The problem, he said, is that without healthier employees helping to subsidize the company’s more comprehensive health plans, rates will go up for those desiring (or requiring) more coverage.
“You could say Starbucks is exacerbating a problem that we’re also seeing on the insurance exchanges” under the Affordable Care Act, Hilsenrath said. “Costs keep rising for people who need more coverage because the healthier people choose cheaper, high-deductible plans.”
On the Starbucks Bronze plan for 2018, the deductible (meaning the amount of money you have to spend on healthcare before insurance will pay anything) is $3,000 or $6,000 for families. On Silver, the company’s recommended “starting point” plan, it’s $750 or $1,500 for a family.
So let’s run through a hypothetical scenario. Let’s say you’re a Starbucks barista earning $11 an hour (Glassdoor information put the average Starbucks barista wage at $9.43 in 2016) and you work 20 hours a week, 52 weeks a year. That’s $11,440 per year, or $440 per two week pay period. Starbucks says it “guarantees a partner-only Silver medical option for $35 biweekly,” which sounds low. But that’s 7.9% of your $440 paycheck, before you even get to food, rent, student loans, bills, medicine, or childcare. So maybe you’d choose the cheaper Bronze plan, to save enough to buy a few nights’ dinners or toys for your kids—only to regret your decision when, halfway through the plan year, your appendix bursts or you get diagnosed with cancer, and you’re suddenly stuck with a $3,000 deductible to hit before your billion-dollar insurance company kicks in anything to help out.
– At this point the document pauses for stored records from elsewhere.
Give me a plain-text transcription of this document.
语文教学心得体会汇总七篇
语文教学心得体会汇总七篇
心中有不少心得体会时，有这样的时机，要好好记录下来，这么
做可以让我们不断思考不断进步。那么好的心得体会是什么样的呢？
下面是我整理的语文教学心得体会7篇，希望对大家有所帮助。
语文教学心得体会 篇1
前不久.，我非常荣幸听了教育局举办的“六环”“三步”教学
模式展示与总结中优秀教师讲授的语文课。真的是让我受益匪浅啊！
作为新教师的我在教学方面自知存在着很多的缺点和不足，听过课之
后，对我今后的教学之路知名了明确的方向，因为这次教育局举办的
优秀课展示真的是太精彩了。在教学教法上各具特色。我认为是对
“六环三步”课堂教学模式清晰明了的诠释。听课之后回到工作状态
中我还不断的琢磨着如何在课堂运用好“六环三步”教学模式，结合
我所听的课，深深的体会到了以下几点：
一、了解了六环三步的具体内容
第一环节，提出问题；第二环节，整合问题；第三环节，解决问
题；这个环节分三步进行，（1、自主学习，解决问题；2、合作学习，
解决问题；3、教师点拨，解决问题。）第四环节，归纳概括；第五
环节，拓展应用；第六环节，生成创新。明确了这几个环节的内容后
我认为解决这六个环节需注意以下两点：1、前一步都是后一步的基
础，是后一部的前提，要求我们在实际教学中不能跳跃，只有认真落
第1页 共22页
Perhaps you’ll be able to lean on all the savings you put aside from your $11,400 annual income?
This isn’t to say that Starbucks’ health plans are “bad.” They’re certainly more generous than other companies for part time workers. That’s the problem. Starbucks’ health plans might be better than most, but they remain a massive indictment of America’s private health insurance system, and something that would vanish under single payer. You should not have to pay out-of-pocket for your healthcare at all, particularly while billionaires are a thing; you should not have to choose between saving money on premiums while hoping you don’t get sick, or having less money each week to pay rent just in case you do get sick. You wouldn’t have to make that decision under single payer, which Schultz opposes, from his $25 million house.
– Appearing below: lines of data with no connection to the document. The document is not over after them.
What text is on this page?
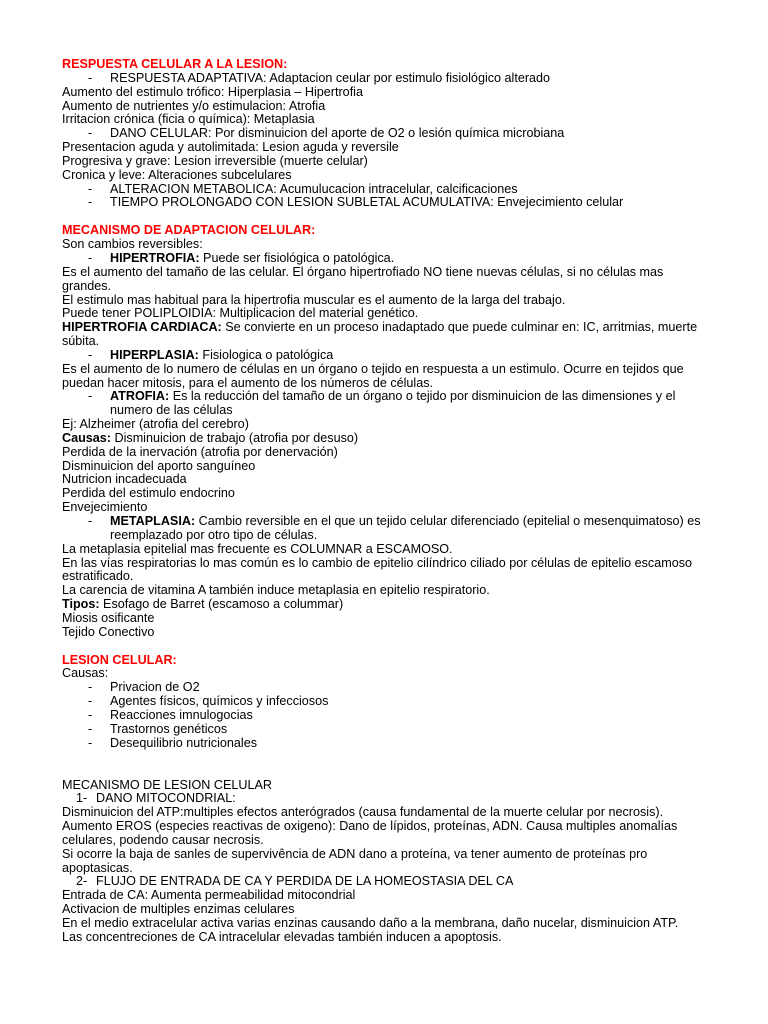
RESPUESTA CELULAR A LA LESION:
- RESPUESTA ADAPTATIVA: Adaptacion ceular por estimulo fisiológico alterado
Aumento del estimulo trófico: Hiperplasia – Hipertrofia
Aumento de nutrientes y/o estimulacion: Atrofia
Irritacion crónica (ficia o química): Metaplasia
- DANO CELULAR: Por disminuicion del aporte de O2 o lesión química microbiana
Presentacion aguda y autolimitada: Lesion aguda y reversile
Progresiva y grave: Lesion irreversible (muerte celular)
Cronica y leve: Alteraciones subcelulares
- ALTERACION METABOLICA: Acumulucacion intracelular, calcificaciones
- TIEMPO PROLONGADO CON LESION SUBLETAL ACUMULATIVA: Envejecimiento celular
MECANISMO DE ADAPTACION CELULAR:
Son cambios reversibles:
- HIPERTROFIA: Puede ser fisiológica o patológica.
Es el aumento del tamaño de las celular. El órgano hipertrofiado NO tiene nuevas células, si no células mas grandes.
El estimulo mas habitual para la hipertrofia muscular es el aumento de la larga del trabajo.
Puede tener POLIPLOIDIA: Multiplicacion del material genético.
HIPERTROFIA CARDIACA: Se convierte en un proceso inadaptado que puede culminar en: IC, arritmias, muerte súbita.
- HIPERPLASIA: Fisiologica o patológica
Es el aumento de lo numero de células en un órgano o tejido en respuesta a un estimulo. Ocurre en tejidos que puedan hacer mitosis, para el aumento de los números de células.
- ATROFIA: Es la reducción del tamaño de un órgano o tejido por disminuicion de las dimensiones y el numero de las células
Ej: Alzheimer (atrofia del cerebro)
Causas: Disminuicion de trabajo (atrofia por desuso)
Perdida de la inervación (atrofia por denervación)
Disminuicion del aporto sanguíneo
Nutricion incadecuada
Perdida del estimulo endocrino
Envejecimiento
- METAPLASIA: Cambio reversible en el que un tejido celular diferenciado (epitelial o mesenquimatoso) es reemplazado por otro tipo de células.
La metaplasia epitelial mas frecuente es COLUMNAR a ESCAMOSO.
En las vías respiratorias lo mas común es lo cambio de epitelio cilíndrico ciliado por células de epitelio escamoso estratificado.
La carencia de vitamina A también induce metaplasia en epitelio respiratorio.
Tipos: Esofago de Barret (escamoso a colummar)
Miosis osificante
Tejido Conectivo
LESION CELULAR:
Causas:
- Privacion de O2
- Agentes físicos, químicos y infecciosos
- Reacciones imnulogocias
- Trastornos genéticos
- Desequilibrio nutricionales
MECANISMO DE LESION CELULAR
1- DANO MITOCONDRIAL:
Disminuicion del ATP:multiples efectos anterógrados (causa fundamental de la muerte celular por necrosis).
Aumento EROS (especies reactivas de oxigeno): Dano de lípidos, proteínas, ADN. Causa multiples anomalías celulares, podendo causar necrosis.
Si ocorre la baja de sanles de supervivência de ADN dano a proteína, va tener aumento de proteínas pro apoptasicas.
2- FLUJO DE ENTRADA DE CA Y PERDIDA DE LA HOMEOSTASIA DEL CA
Entrada de CA: Aumenta permeabilidad mitocondrial
Activacion de multiples enzimas celulares
En el medio extracelular activa varias enzinas causando daño a la membrana, daño nucelar, disminuicion ATP.
Las concentreciones de CA intracelular elevadas también inducen a apoptosis.
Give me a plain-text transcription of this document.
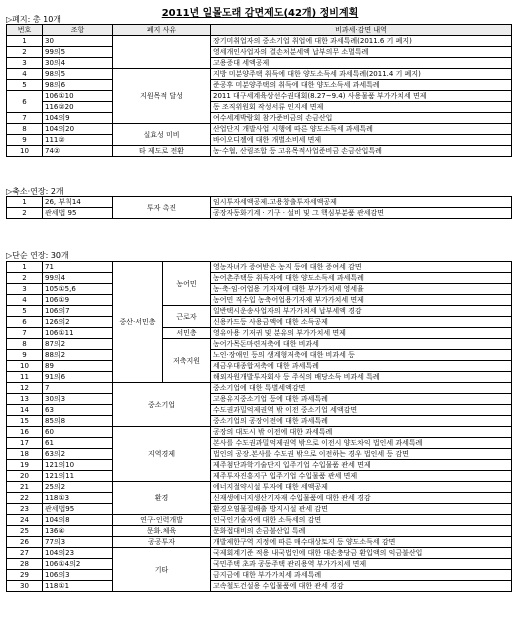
2011년 일몰도래 감면제도(42개) 정비계획
▷폐지: 총 10개
번호	조항	폐지 사유	비과세·감면 내역
1	30		장기미취업자의 중소기업 취업에 대한 과세특례(2011.6 기 폐지)
2	99의5		영세개인사업자의 결손처분세액 납부의무 소멸특례
3	30의4		고용증대 세액공제
4	98의5	지원목적 달성	지방 미분양주택 취득에 대한 양도소득세 과세특례(2011.4 기 폐지)
5	98의6		준공후 미분양주택의 취득에 대한 양도소득세 과세특례
6	106①10		2011 대구세계육상선수권대회(8.27~9.4) 사용물품 부가가치세 면제
	116②20		동 조직위원회 작성서류 인지세 면제
7	104의9		여수세계박람회 참가준비금의 손금산입
8	104의20	실효성 미비	산업단지 개발사업 시행에 따른 양도소득세 과세특례
9	111②		바이오디젤에 대한 개별소비세 면제
10	74②	타 제도로 전환	농·수협, 산림조합 등 고유목적사업준비금 손금산입특례
▷축소·연장: 2개
1	26, 부칙14	투자 촉진	임시투자세액공제.고용창출투자세액공제
2	관세법 95		공장자동화기계 · 기구 · 설비 및 그 핵심부분품 관세감면
▷단순 연장: 30개
1	71	중산·서민층	농어민	영농자녀가 증여받은 농지 등에 대한 증여세 감면
2	99의4			농어촌주택등 취득자에 대한 양도소득세 과세특례
3	105①5,6			농·축·임·어업용 기자재에 대한 부가가치세 영세율
4	106①9			농어민 직수입 농축어업용기자재 부가가치세 면제
5	106의7		근로자	일반택시운송사업자의 부가가치세 납부세액 경감
6	126의2			신용카드등 사용금액에 대한 소득공제
7	106①11		서민층	영유아용 기저귀 및 분유의 부가가치세 면제
8	87의2		저축지원	농어가목돈마련저축에 대한 비과세
9	88의2			노인·장애인 등의 생계형저축에 대한 비과세 등
10	89			세금우대종합저축에 대한 과세특례
11	91의6			해외자원개발투자회사 등 주식의 배당소득 비과세 특례
12	7	중소기업		중소기업에 대한 특별세액감면
13	30의3			고용유지중소기업 등에 대한 과세특례
14	63			수도권과밀억제권역 밖 이전 중소기업 세액감면
15	85의8			중소기업의 공장이전에 대한 과세특례
16	60	지역경제		공장의 대도시 밖 이전에 대한 과세특례
17	61			본사를 수도권과밀억제권역 밖으로 이전시 양도차익 법인세 과세특례
18	63의2			법인의 공장.본사를 수도권 밖으로 이전하는 경우 법인세 등 감면
19	121의10			제주첨단과학기술단지 입주기업 수입물품 관세 면제
20	121의11			제주투자진흥지구 입주기업 수입물품 관세 면제
21	25의2	환경		에너지절약시설 투자에 대한 세액공제
22	118①3			신재생에너지생산기자재 수입물품에 대한 관세 경감
23	관세법95			환경오염물질배출 방지시설 관세 감면
24	104의8	연구·인력개발		인국인기술자에 대한 소득세의 감면
25	136④	문화.체육		문화접대비의 손금불산입 특례
26	77의3	공공투자		개발제한구역 지정에 따른 매수대상토지 등 양도소득세 감면
27	104의23	기타		국제회계기준 적용 내국법인에 대한 대손충당금 환입액의 익금불산입
28	106①4의2			국민주택 초과 공동주택 관리용역 부가가치세 면제
29	106의3			금지금에 대한 부가가치세 과세특례
30	118①1			고속철도건설용 수입물품에 대한 관세 경감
Perhaps we don’t need to thank or praise billionaires for making business decisions, particularly if they also oppose policies that would more efficiently fix the problem (poor people with no access to healthcare) they’re supposedly fixing at their businesses with their generosity (expanded health coverage). Perhaps we should, on the other hand, call Howard Schultz a massive greedy bastard for accruing $2.8 billion selling burnt-ass coffee and espresso milkshakes while opposing policies that would free millions of working Americans from the struggle, torment, and indignity of fighting for their lives with insurance companies. Maybe Howard Schultz should fuck off back to his $25 million home while he still has it.